Thursday, May 23, 2013

Summer of Data Cleaning

I love almost everything about research: collecting data, reading theory, writing articles, analyzing data, etc.  However, there is one thing I dislike very much about research, and that is processing all the data I collect in order to analyze it.  Despite el-wa7sh (my dissertation) coming in at 400 pages (quite long for my field), I barely scratched the surface of the data I collected for my dissertation with it.  On the one hand, this is useful, as I have lots of material to work towards tenure on.  On the other, I have to do a considerable amount of data processing to make it workable and also deidentify all of the data to close the active study with the IRB and have them leave me alone.  Data processing includes things like the dreaded transcription, which I still have more of to transcribe in a fashion suitable for linguistic, rather than content analysis, blacking out names and pictures from Facebook pages  (and of course the more active the user, and the better data I got, the longer this takes), making nice tables for SPSS and linking them to my qualitative data, etc.  Essentially, it is incredibly boring, and I have lots of it to do.  While many academics resolve to write things over the summer, I have submitted two articles so far this year, so instead I'm resolving to finally get all of my dissertation data cleaned up (which then means more writing, a much more enjoyable task).  I am secretly hoping that in the post-baby breastfeeding sleep deprivation state, this type of boring work will become challenging, and thus more interesting, but I have my doubts.
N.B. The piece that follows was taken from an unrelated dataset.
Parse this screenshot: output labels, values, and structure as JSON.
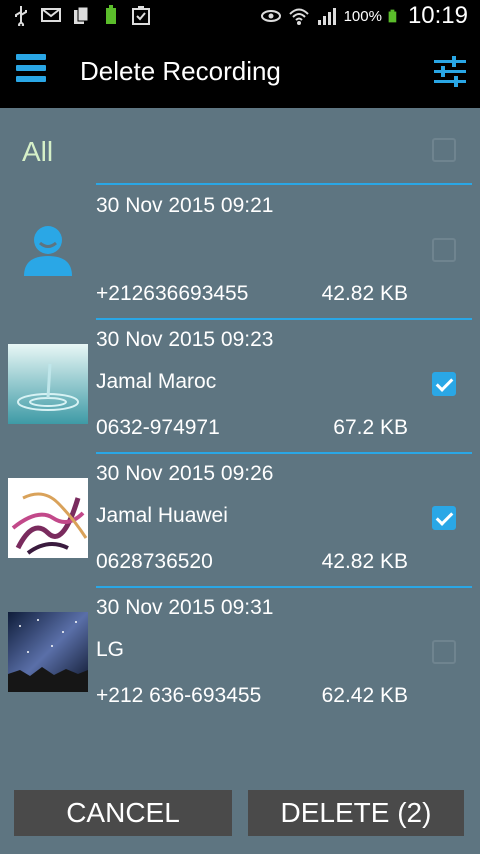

Planning classes for the Fall (that I won't be teaching due to maternity leave, but that's a different story) is my other summer occupation, but more on that later, including adventures in online language teaching!


  1. I have a ton of data collected via Facebook to de-identify - I'm curious, what do you find is the best way to do it?

  2. I use a program called PDFPen, which is for Macs only though. It allows all sorts of PDF editing, so I save the page as a PDF. To black out faces, I use the rectangle tool, which allows me to insert a black (or whatever color I choose) rectangle over the face. I actually made a special key command for Select Rectangle to make it go faster. Removing names is where PDFPen really shines, as there is a command to search and replace, so I can replace the real names with pseudonyms, or redact them to nothing or a box. Since it will replace all, this can save a lot of time as the same people tend to show up over and over on the page. It is still time-consuming and boring, but this does save time over when I was attempting to black them out individually. PDFPen also crashes a lot when I do this, which is annoying, but still the best solution I've found so far--let me know if you know of something else!